En efecto, los medios de comunicación, la prensa, no constituyen un foco de libertad de expresión como nos quieren hacer creer. Detrás de cada canal, de cada emisora, de cada diario, hay una ideología. Todo lo que nos transmiten nos llega manipulado, nunca es objetivo. ¿Será por eso por lo que cada vez veo menos la televisión aunque haya más opciones? Sinceramente, me aburre. Ojalá tuviera el don de la ubicuidad y pudiera comprobar por mis propios medios cómo anda este mundo que tan mal nos venden los periodistas y los políticos. ¿No hay noticias alegres y positivas? No, porque el optimismo nos permite tener tiempo para recapacitar y plantear soluciones, pero a los que gobiernan tampoco les interesa que pensemos más de la cuenta.

lunes, 12 de febrero de 2007

Reflexiones de un ególatra: Temblores

De repente, oí un crujido en la pared, a mi espalda, y luego sentí que el escritorio empezaba a vibrar. Puede que el monitor también lo hiciera, porque me sobrevino un ligero mareo a causa del desconcierto que estaba afectando a mi organismo. Miré a mi compañero, sentado a apenas dos metros, pensando que era él quien estaba moviendo las mesas. Pero seguía trabajando, inmune al temblor. Cuando volví la vista a mi pantalla, las vibraciones continuaban. En total, duraron unos diez segundos.

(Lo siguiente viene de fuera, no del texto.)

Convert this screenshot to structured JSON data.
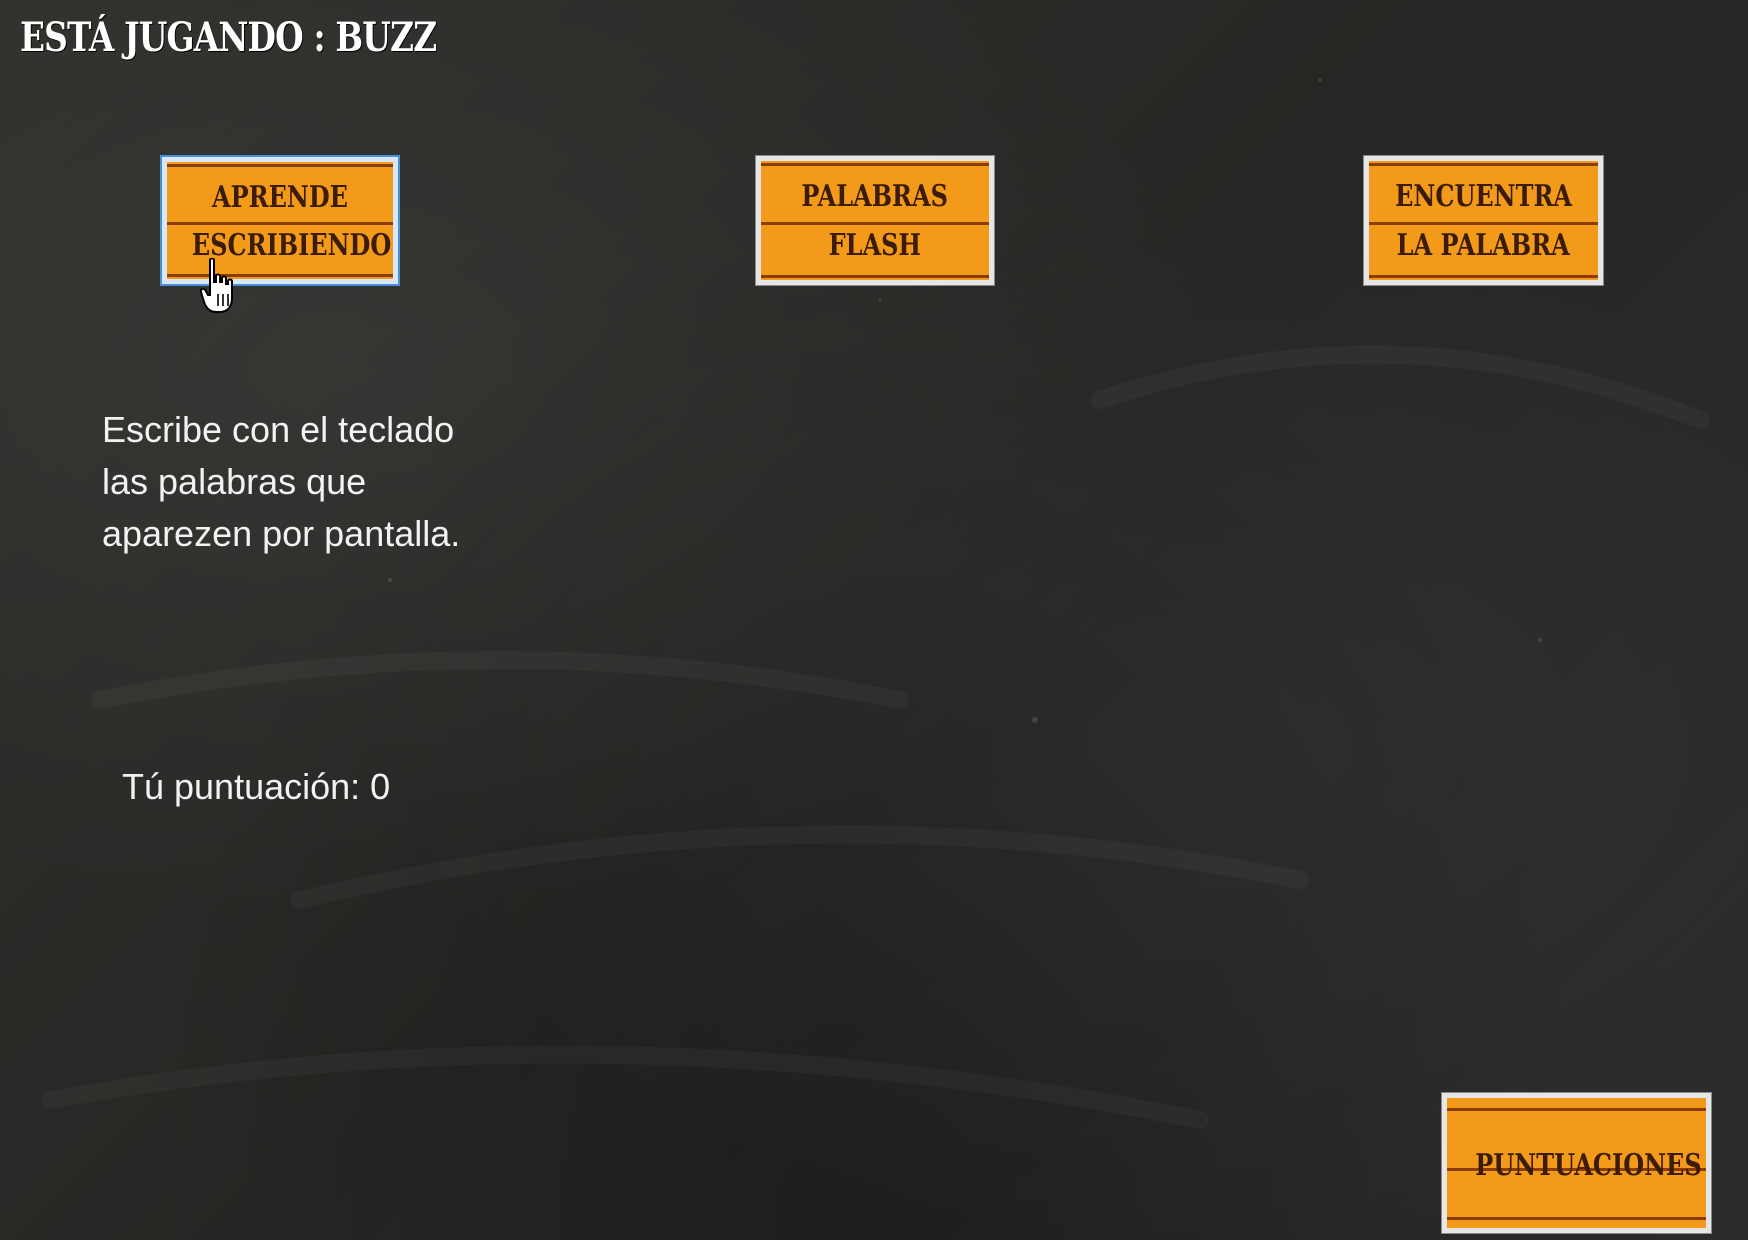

Un minuto después alguien anunciaba que se acababa de producir un terremoto y se había sentido hasta en Madrid.

En las últimas plantas de algunos edificios, como Torretriana, ocupado por diversas consejerías de la Junta de Andalucía, los paneles de división y las sillas se desplazaron algunos centímetros. Pero también hubo personas, como mi compañero, que no llegaron a darse cuenta de lo sucedido hasta que se lo contaron. Siguiendo unas normas que nadie conocía -nos falta la costumbre ante este tipo de acontecimientos- todo el personal salió de las oficinas a las calles, algunos con dolor de cabeza producido por el movimiento sísmico. Las avenidas que atraviesan el parque tecnológico de la isla de la Cartuja se llenaron de gente durante más de media hora. Se trataba de una medida de prevención. De hecho, hubo una réplica, pero más suave, imperceptible para nosotros, nada que ver con los 6,1 grados en la escala de Richter que había alcanzado el primer seísmo. Había sido el más fuerte desde febrero de 1969 con epicentro al suoreste del Cabo de San Vicente y el más intenso en Sevilla desde hacía diez años.

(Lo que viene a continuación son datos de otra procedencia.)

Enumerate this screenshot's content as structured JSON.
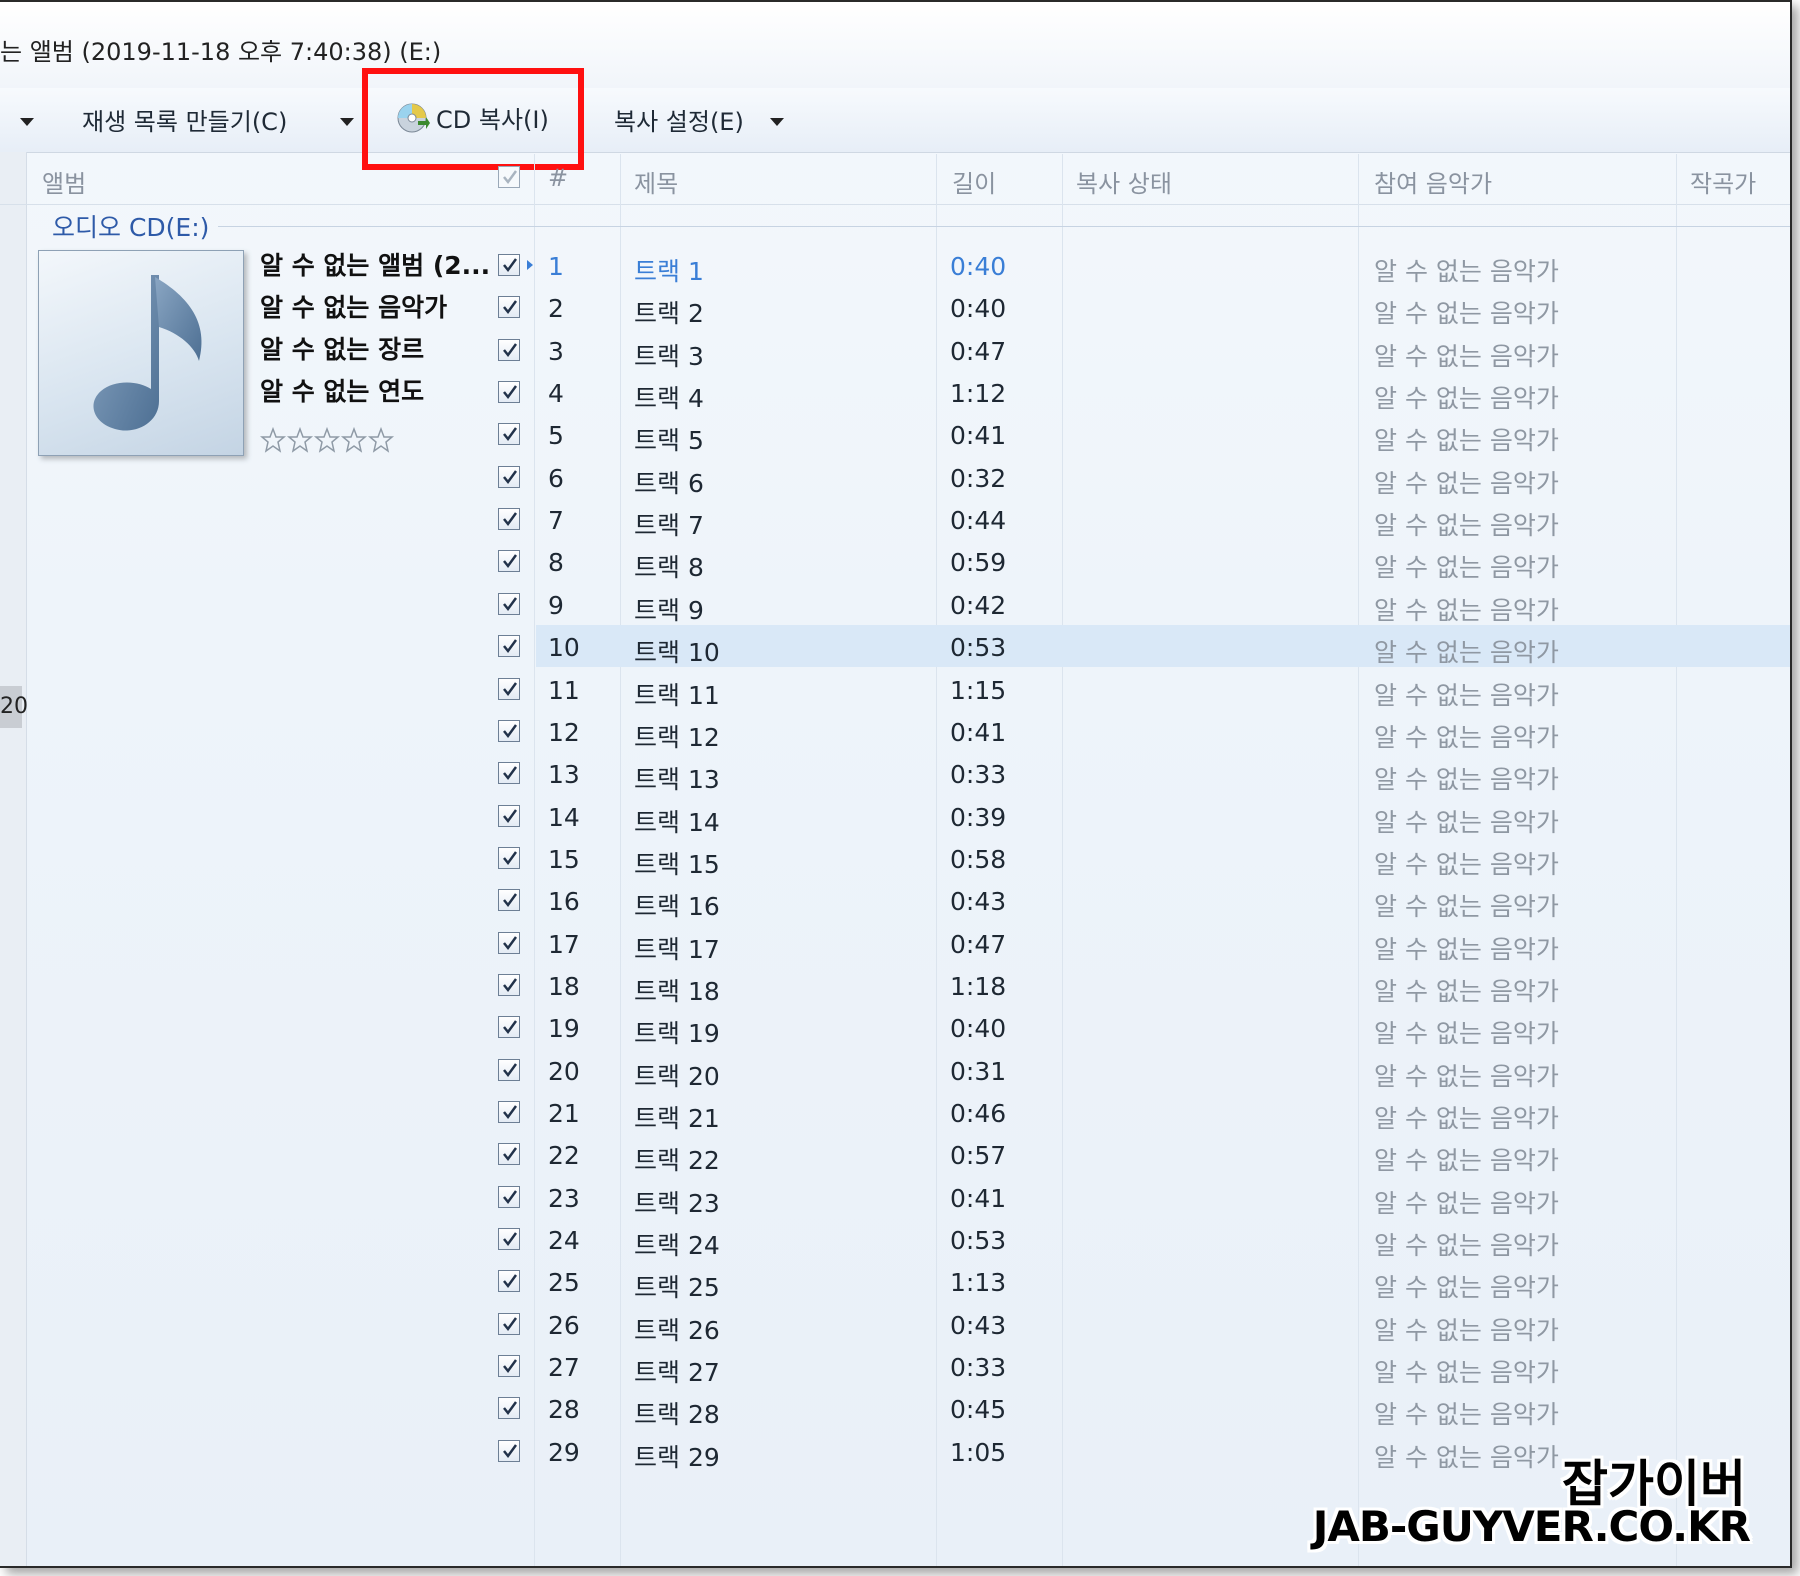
{
  "window": {
    "title": "는 앨범 (2019-11-18 오후 7:40:38) (E:)"
  },
  "toolbar": {
    "create_playlist": "재생 목록 만들기(C)",
    "rip_cd": "CD 복사(I)",
    "rip_settings": "복사 설정(E)"
  },
  "headers": {
    "album": "앨범",
    "num": "#",
    "title": "제목",
    "length": "길이",
    "rip_status": "복사 상태",
    "contributing_artist": "참여 음악가",
    "composer": "작곡가"
  },
  "group": {
    "label": "오디오 CD(E:)"
  },
  "gutter": {
    "label": "20"
  },
  "album": {
    "name": "알 수 없는 앨범 (2...",
    "artist": "알 수 없는 음악가",
    "genre": "알 수 없는 장르",
    "year": "알 수 없는 연도",
    "rating": 0
  },
  "tracks": [
    {
      "num": "1",
      "title": "트랙 1",
      "length": "0:40",
      "artist": "알 수 없는 음악가"
    },
    {
      "num": "2",
      "title": "트랙 2",
      "length": "0:40",
      "artist": "알 수 없는 음악가"
    },
    {
      "num": "3",
      "title": "트랙 3",
      "length": "0:47",
      "artist": "알 수 없는 음악가"
    },
    {
      "num": "4",
      "title": "트랙 4",
      "length": "1:12",
      "artist": "알 수 없는 음악가"
    },
    {
      "num": "5",
      "title": "트랙 5",
      "length": "0:41",
      "artist": "알 수 없는 음악가"
    },
    {
      "num": "6",
      "title": "트랙 6",
      "length": "0:32",
      "artist": "알 수 없는 음악가"
    },
    {
      "num": "7",
      "title": "트랙 7",
      "length": "0:44",
      "artist": "알 수 없는 음악가"
    },
    {
      "num": "8",
      "title": "트랙 8",
      "length": "0:59",
      "artist": "알 수 없는 음악가"
    },
    {
      "num": "9",
      "title": "트랙 9",
      "length": "0:42",
      "artist": "알 수 없는 음악가"
    },
    {
      "num": "10",
      "title": "트랙 10",
      "length": "0:53",
      "artist": "알 수 없는 음악가"
    },
    {
      "num": "11",
      "title": "트랙 11",
      "length": "1:15",
      "artist": "알 수 없는 음악가"
    },
    {
      "num": "12",
      "title": "트랙 12",
      "length": "0:41",
      "artist": "알 수 없는 음악가"
    },
    {
      "num": "13",
      "title": "트랙 13",
      "length": "0:33",
      "artist": "알 수 없는 음악가"
    },
    {
      "num": "14",
      "title": "트랙 14",
      "length": "0:39",
      "artist": "알 수 없는 음악가"
    },
    {
      "num": "15",
      "title": "트랙 15",
      "length": "0:58",
      "artist": "알 수 없는 음악가"
    },
    {
      "num": "16",
      "title": "트랙 16",
      "length": "0:43",
      "artist": "알 수 없는 음악가"
    },
    {
      "num": "17",
      "title": "트랙 17",
      "length": "0:47",
      "artist": "알 수 없는 음악가"
    },
    {
      "num": "18",
      "title": "트랙 18",
      "length": "1:18",
      "artist": "알 수 없는 음악가"
    },
    {
      "num": "19",
      "title": "트랙 19",
      "length": "0:40",
      "artist": "알 수 없는 음악가"
    },
    {
      "num": "20",
      "title": "트랙 20",
      "length": "0:31",
      "artist": "알 수 없는 음악가"
    },
    {
      "num": "21",
      "title": "트랙 21",
      "length": "0:46",
      "artist": "알 수 없는 음악가"
    },
    {
      "num": "22",
      "title": "트랙 22",
      "length": "0:57",
      "artist": "알 수 없는 음악가"
    },
    {
      "num": "23",
      "title": "트랙 23",
      "length": "0:41",
      "artist": "알 수 없는 음악가"
    },
    {
      "num": "24",
      "title": "트랙 24",
      "length": "0:53",
      "artist": "알 수 없는 음악가"
    },
    {
      "num": "25",
      "title": "트랙 25",
      "length": "1:13",
      "artist": "알 수 없는 음악가"
    },
    {
      "num": "26",
      "title": "트랙 26",
      "length": "0:43",
      "artist": "알 수 없는 음악가"
    },
    {
      "num": "27",
      "title": "트랙 27",
      "length": "0:33",
      "artist": "알 수 없는 음악가"
    },
    {
      "num": "28",
      "title": "트랙 28",
      "length": "0:45",
      "artist": "알 수 없는 음악가"
    },
    {
      "num": "29",
      "title": "트랙 29",
      "length": "1:05",
      "artist": "알 수 없는 음악가"
    }
  ],
  "selected_track": "10",
  "playing_track": "1",
  "watermark": {
    "line1": "잡가이버",
    "line2": "JAB-GUYVER.CO.KR"
  },
  "colors": {
    "highlight_box": "#ff1010",
    "accent": "#3a7ed6",
    "selected_row": "#d9e8f7"
  },
  "icons": {
    "rip_cd": "cd-rip-icon",
    "album_art": "music-note-icon",
    "checkbox": "check-icon",
    "rating": "star-icon"
  }
}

Cuando estaba fuera, esperando que nos dejaran reincorporarnos a nuestros puestos de trabajo, pensé si no sería otra señal, una más, del fin de los tiempos. Bromeé con ello. Deberíamos estar avisados, deberíamos saber que estamos destruyendo nuestro planeta y permitiendo que mueran nuestros congéneres, por enfermedad, hambre o en conflictos bélicos que provocamos deliberadamente. Todo para que algunos tengan más que la mayoría.

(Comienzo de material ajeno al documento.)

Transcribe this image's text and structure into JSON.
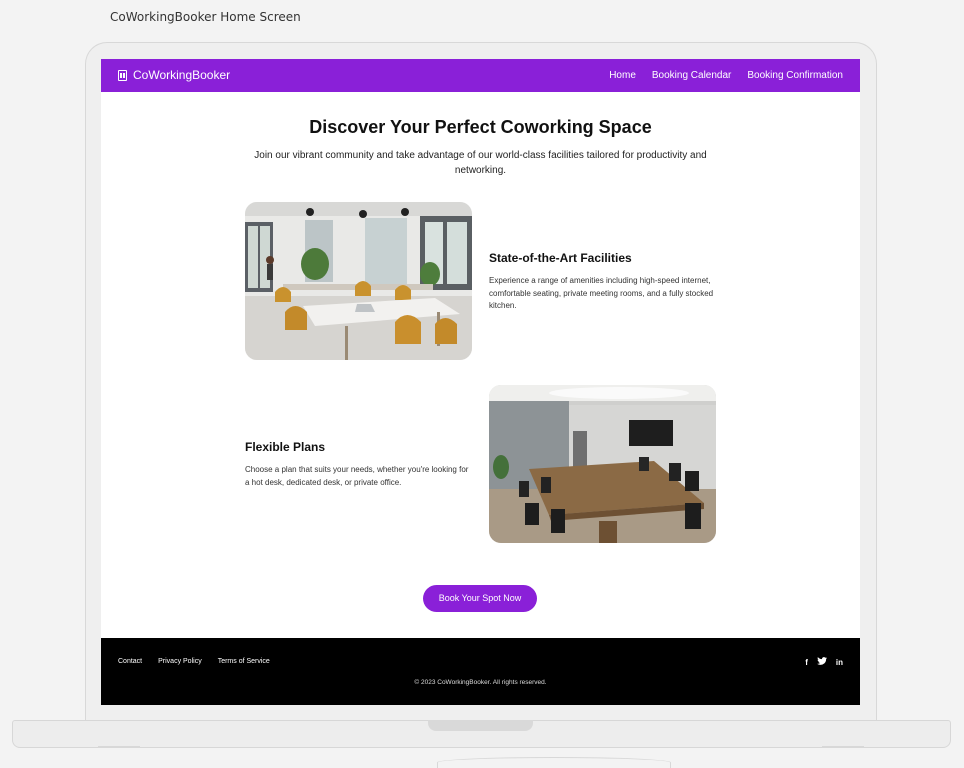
{
  "screen_caption": "CoWorkingBooker Home Screen",
  "navbar": {
    "brand_icon": "building-icon",
    "brand_name": "CoWorkingBooker",
    "links": [
      "Home",
      "Booking Calendar",
      "Booking Confirmation"
    ],
    "color": "#8a20d8"
  },
  "hero": {
    "title": "Discover Your Perfect Coworking Space",
    "subtitle": "Join our vibrant community and take advantage of our world-class facilities tailored for productivity and networking."
  },
  "features": [
    {
      "title": "State-of-the-Art Facilities",
      "text": "Experience a range of amenities including high-speed internet, comfortable seating, private meeting rooms, and a fully stocked kitchen.",
      "image": "open-workspace-photo"
    },
    {
      "title": "Flexible Plans",
      "text": "Choose a plan that suits your needs, whether you're looking for a hot desk, dedicated desk, or private office.",
      "image": "meeting-room-photo"
    }
  ],
  "cta": {
    "label": "Book Your Spot Now"
  },
  "footer": {
    "links": [
      "Contact",
      "Privacy Policy",
      "Terms of Service"
    ],
    "social": [
      {
        "icon": "facebook-icon",
        "glyph": "f"
      },
      {
        "icon": "twitter-icon",
        "glyph": "🐦"
      },
      {
        "icon": "linkedin-icon",
        "glyph": "in"
      }
    ],
    "copyright": "© 2023 CoWorkingBooker. All rights reserved."
  }
}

Y, en realidad, somos tan frágiles, que nos asusta una ligera sacudida del suelo que pisamos, se tambalean los muros que construimos para protegernos de la lluvia y el frío, nos duele la cabeza a causa de los temblores naturales de la Tierra... ¿No somos capaces de aceptar nuestra vulnerabilidad y ayudarnos los unos a los otros como es debido, como los animales hacen por instinto con su manada, porque es ley de vida especialmente para un ser supuestamente inteligente como el humano? Parecen retazos de idealismo. Contra el idealismo, temblores.